The story in Hilaliyya starts in Najd, the original home of the Hilalis. But in the epic, there are seven Najds (Najd literally means a plateau), the one in the middle is Najd al-Kubra (the greatest Najd), on which lies Rajouj, the Great Drum whose sound, shakes all seven plateaus to warn them against an approaching enemy. The main figure in the epic is Abu Zaid al-Hilali, son of Rizq the greatest knight of Arabs. He was black “like Noah’s crow” yet his parents were white.
The bards would tell you that his mother, who stayed childless for 10 years after marriage, went to the Pond of Birds near Medina, to make her wish. With her, went the wife of Sarhan, the king of the Hilalis.

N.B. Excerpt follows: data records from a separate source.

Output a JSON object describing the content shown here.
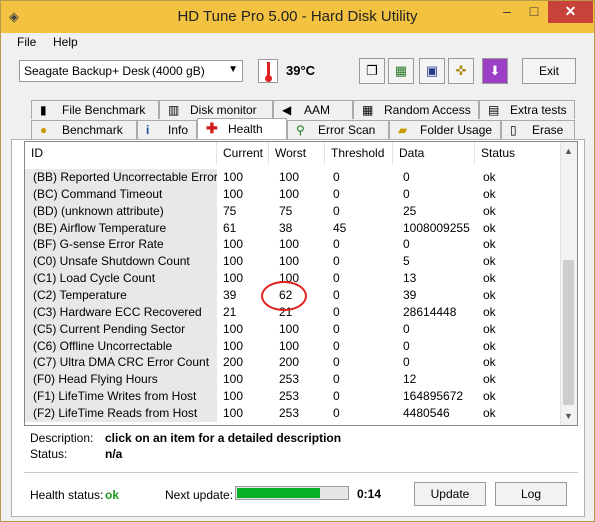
{
  "window": {
    "title": "HD Tune Pro 5.00 - Hard Disk Utility",
    "min": "–",
    "max": "□",
    "close": "✕"
  },
  "menu": {
    "file": "File",
    "help": "Help"
  },
  "toolbar": {
    "drive": "Seagate Backup+ Desk",
    "capacity": "(4000 gB)",
    "temperature": "39°C",
    "exit": "Exit"
  },
  "tabs_top": [
    {
      "label": "File Benchmark",
      "icon": "file-benchmark-icon"
    },
    {
      "label": "Disk monitor",
      "icon": "disk-monitor-icon"
    },
    {
      "label": "AAM",
      "icon": "speaker-icon"
    },
    {
      "label": "Random Access",
      "icon": "random-access-icon"
    },
    {
      "label": "Extra tests",
      "icon": "extra-tests-icon"
    }
  ],
  "tabs_bottom": [
    {
      "label": "Benchmark",
      "icon": "lightbulb-icon"
    },
    {
      "label": "Info",
      "icon": "info-icon"
    },
    {
      "label": "Health",
      "icon": "red-cross-icon",
      "active": true
    },
    {
      "label": "Error Scan",
      "icon": "magnifier-icon"
    },
    {
      "label": "Folder Usage",
      "icon": "folder-icon"
    },
    {
      "label": "Erase",
      "icon": "trash-icon"
    }
  ],
  "table": {
    "headers": [
      "ID",
      "Current",
      "Worst",
      "Threshold",
      "Data",
      "Status"
    ],
    "rows": [
      [
        "(BB) Reported Uncorrectable Errors",
        "100",
        "100",
        "0",
        "0",
        "ok"
      ],
      [
        "(BC) Command Timeout",
        "100",
        "100",
        "0",
        "0",
        "ok"
      ],
      [
        "(BD) (unknown attribute)",
        "75",
        "75",
        "0",
        "25",
        "ok"
      ],
      [
        "(BE) Airflow Temperature",
        "61",
        "38",
        "45",
        "1008009255",
        "ok"
      ],
      [
        "(BF) G-sense Error Rate",
        "100",
        "100",
        "0",
        "0",
        "ok"
      ],
      [
        "(C0) Unsafe Shutdown Count",
        "100",
        "100",
        "0",
        "5",
        "ok"
      ],
      [
        "(C1) Load Cycle Count",
        "100",
        "100",
        "0",
        "13",
        "ok"
      ],
      [
        "(C2) Temperature",
        "39",
        "62",
        "0",
        "39",
        "ok"
      ],
      [
        "(C3) Hardware ECC Recovered",
        "21",
        "21",
        "0",
        "28614448",
        "ok"
      ],
      [
        "(C5) Current Pending Sector",
        "100",
        "100",
        "0",
        "0",
        "ok"
      ],
      [
        "(C6) Offline Uncorrectable",
        "100",
        "100",
        "0",
        "0",
        "ok"
      ],
      [
        "(C7) Ultra DMA CRC Error Count",
        "200",
        "200",
        "0",
        "0",
        "ok"
      ],
      [
        "(F0) Head Flying Hours",
        "100",
        "253",
        "0",
        "12",
        "ok"
      ],
      [
        "(F1) LifeTime Writes from Host",
        "100",
        "253",
        "0",
        "164895672",
        "ok"
      ],
      [
        "(F2) LifeTime Reads from Host",
        "100",
        "253",
        "0",
        "4480546",
        "ok"
      ]
    ]
  },
  "details": {
    "description_label": "Description:",
    "description_value": "click on an item for a detailed description",
    "status_label": "Status:",
    "status_value": "n/a"
  },
  "footer": {
    "health_label": "Health status:",
    "health_value": "ok",
    "next_update_label": "Next update:",
    "progress_fraction": 0.75,
    "timer": "0:14",
    "update": "Update",
    "log": "Log"
  },
  "colors": {
    "titlebar": "#f2c240",
    "health_ok": "#1e9a1e",
    "progress": "#06b025",
    "highlight_circle": "#e0201c"
  }
}
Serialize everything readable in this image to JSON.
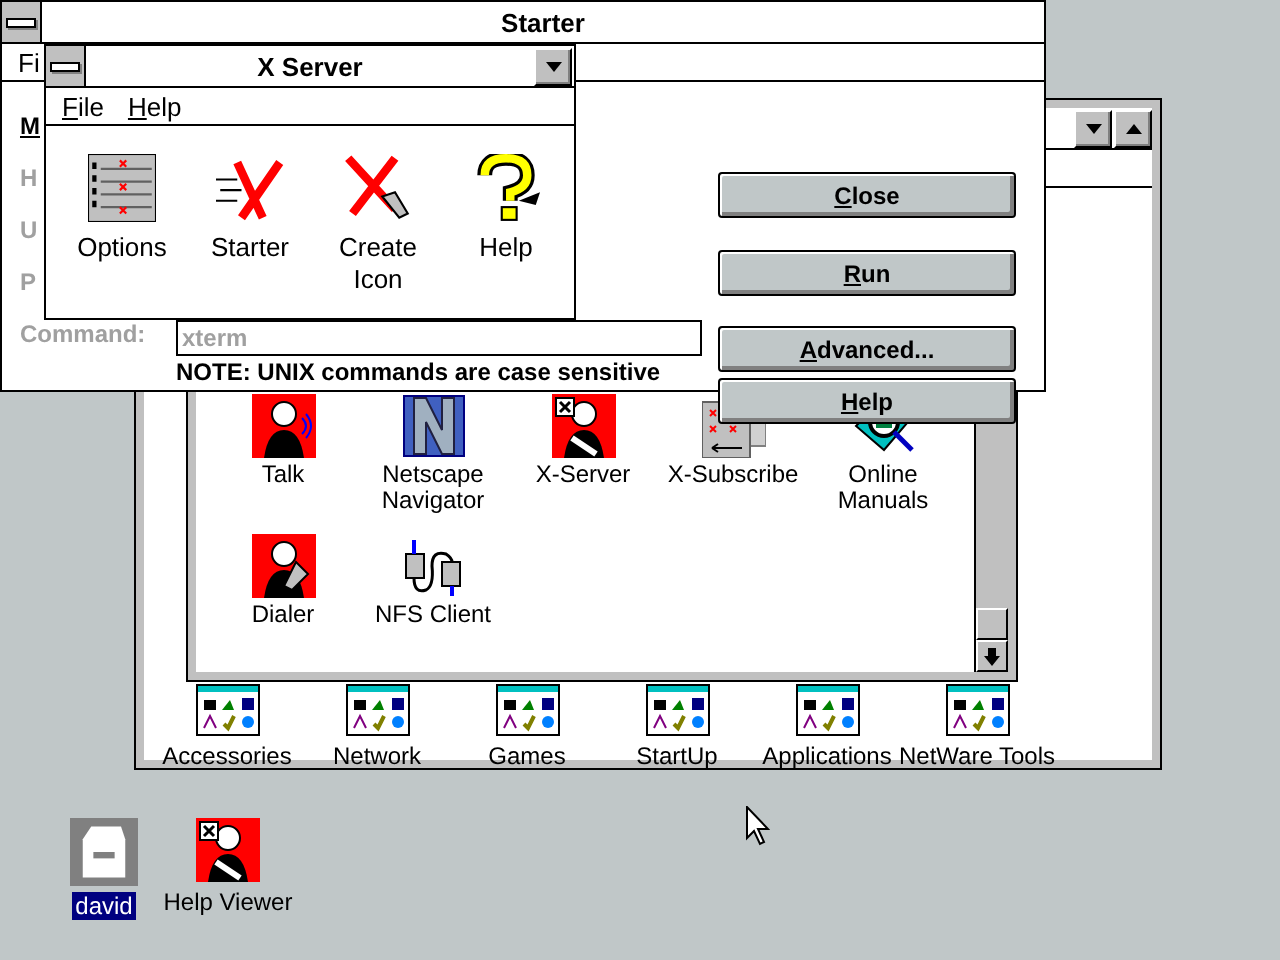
{
  "program_window": {
    "group_items": [
      {
        "label": "Talk"
      },
      {
        "label": "Netscape Navigator"
      },
      {
        "label": "X-Server"
      },
      {
        "label": "X-Subscribe"
      },
      {
        "label": "Online Manuals"
      },
      {
        "label": "Dialer"
      },
      {
        "label": "NFS Client"
      }
    ],
    "group_icons": [
      {
        "label": "Accessories"
      },
      {
        "label": "Network"
      },
      {
        "label": "Games"
      },
      {
        "label": "StartUp"
      },
      {
        "label": "Applications"
      },
      {
        "label": "NetWare Tools"
      }
    ]
  },
  "starter": {
    "title": "Starter",
    "menu": [
      "Fi"
    ],
    "labels": [
      {
        "text": "M",
        "disabled": false
      },
      {
        "text": "H",
        "disabled": true
      },
      {
        "text": "U",
        "disabled": true
      },
      {
        "text": "P",
        "disabled": true
      },
      {
        "text": "Command:",
        "disabled": true
      }
    ],
    "command_field": {
      "value": "xterm",
      "disabled": true
    },
    "note": "NOTE: UNIX commands are case sensitive",
    "buttons": [
      "Close",
      "Run",
      "Advanced...",
      "Help"
    ]
  },
  "x_server": {
    "title": "X Server",
    "menu": [
      "File",
      "Help"
    ],
    "tools": [
      {
        "label": "Options"
      },
      {
        "label": "Starter"
      },
      {
        "label": "Create Icon"
      },
      {
        "label": "Help"
      }
    ]
  },
  "desktop_icons": [
    {
      "label": "david",
      "selected": true
    },
    {
      "label": "Help Viewer",
      "selected": false
    }
  ]
}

The pond was full of birds, fighting to get to the water. In the end there were two great birds, one white and beautiful and the other was black and strong. As they were fighting, the king’s wife wished that her son be as beautiful as the white bird. The moment she made the wish, the white bird was defeated and flew away. Abu Zaid’s mother-to-be, said, “I need a boy that can protect his people in the days of doom, not a white vase, pretty but easily broken,” and she wished to have a boy like the triumphant black bird.
Abu Zaid’s blackness is a central theme in the epic of Bani Hilal; his father denied him, accused his mother of betrayal, and banished both of them. Later on, when Abu Zaid grows among the enemies of his tribe, and excels in war, he comes to fight his own father, of course without knowing him. However, since he was a true
legitimate son, he could not physically hurt his father; neither could his father hurt him. Their hands would freeze in the air as they try to hit one another.
To Rizq and the Hilalis, this was enough proof that his wife was innocent. As
an apology, her camel walked on pure silk until it reached home.
It takes three years to tell the Hilaliyya. The above little story, takes place 20 years before the journey even starts. And it fills one whole volume. The reader can imagine how every moment of the journey was recreated in the epic.
Hilaliyya, in my own judgment, is one of the finest poetic texts in Arabic, and even world literature.